The VP was employed from January 1st, 2006 until June 18th, 2018 and was on a gross salary of €150,000 per annum when his contract of employment was terminated.

The claimant was paid for his notice period to September 18th, 2018.

At the WRC, the former VP was seeking re-instatement or re-engagement with his former employer.

However, in his findings, Mr O’Connell ruled out these options as they “are unpractical and given the likely prospect of further legal proceedings would certainly not be conducive to a good working relationship.”

Mr O’Connell also found that the former VP’s ability to secure new work post the unfair dismissal “were severely restricted by a clause in his contract of employment.”

Mr O’Connell found that when the former VP asked why his position was being terminated he was denied his rights and procedures contained in his former employer’ s own handbook.

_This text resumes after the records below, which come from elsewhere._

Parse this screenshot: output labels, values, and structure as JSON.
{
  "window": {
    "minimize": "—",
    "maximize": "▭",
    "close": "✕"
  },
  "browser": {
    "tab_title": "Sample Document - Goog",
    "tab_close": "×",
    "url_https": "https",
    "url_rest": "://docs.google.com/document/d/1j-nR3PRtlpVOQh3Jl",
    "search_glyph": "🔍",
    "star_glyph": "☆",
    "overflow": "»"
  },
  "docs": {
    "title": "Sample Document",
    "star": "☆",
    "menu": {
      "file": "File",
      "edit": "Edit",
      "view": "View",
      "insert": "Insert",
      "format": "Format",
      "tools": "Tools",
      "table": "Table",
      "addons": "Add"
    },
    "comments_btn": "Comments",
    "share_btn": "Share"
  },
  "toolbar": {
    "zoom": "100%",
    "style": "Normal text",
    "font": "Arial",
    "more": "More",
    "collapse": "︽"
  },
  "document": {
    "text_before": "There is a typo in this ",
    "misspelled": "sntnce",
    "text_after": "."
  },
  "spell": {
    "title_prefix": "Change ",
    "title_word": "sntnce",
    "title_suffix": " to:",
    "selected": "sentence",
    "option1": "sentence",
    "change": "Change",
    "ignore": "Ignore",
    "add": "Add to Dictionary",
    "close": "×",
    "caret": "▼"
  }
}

As part of his case, the former VP told the WRC that he received a phone call on the morning of June 18th last year asking him to phone into a conference call at 9.00am that morning and in doing so he was informed by the chief business officer that his contract of employment was terminated.


The former VP told the WRC that he asked several times why his contract was being terminated only to be simply told: “Your contract is terminated”.

At the WRC hearing, the employer argued that the claimant’s contract of employment was terminated in accordance with its terms and conditions.

It emerged during the case that the former VP’s business was purchased by his employer’s parent company towards the end of 2015. The employer said it had purchased the claimant’s business to integrate its software technology with hardware products. However, this integration did not prove feasible or acceptable in the marketplace and a lead customer which was designated as the target purchaser for the product, ultimately refused to acquire it.

At the one day WRC hearing last July, the employer said a radical restructuring of the business would lead to making the majority of employees redundant.

Some 15 employees were served with a notice of redundancy with a phased effect ending on September 30th, 2019.

The employer said the VP’s re-instatement would in effect mean the claimant would be overseeing his own redundancy in an operation that has ceased to trade.

Mr O'Connell said the former VP had additional incentives/benefits with the company which are the subject of a matter before the High Court.

The employer can appeal the WRC unfair dismissal finding and the €250,000 award to the Labour Court.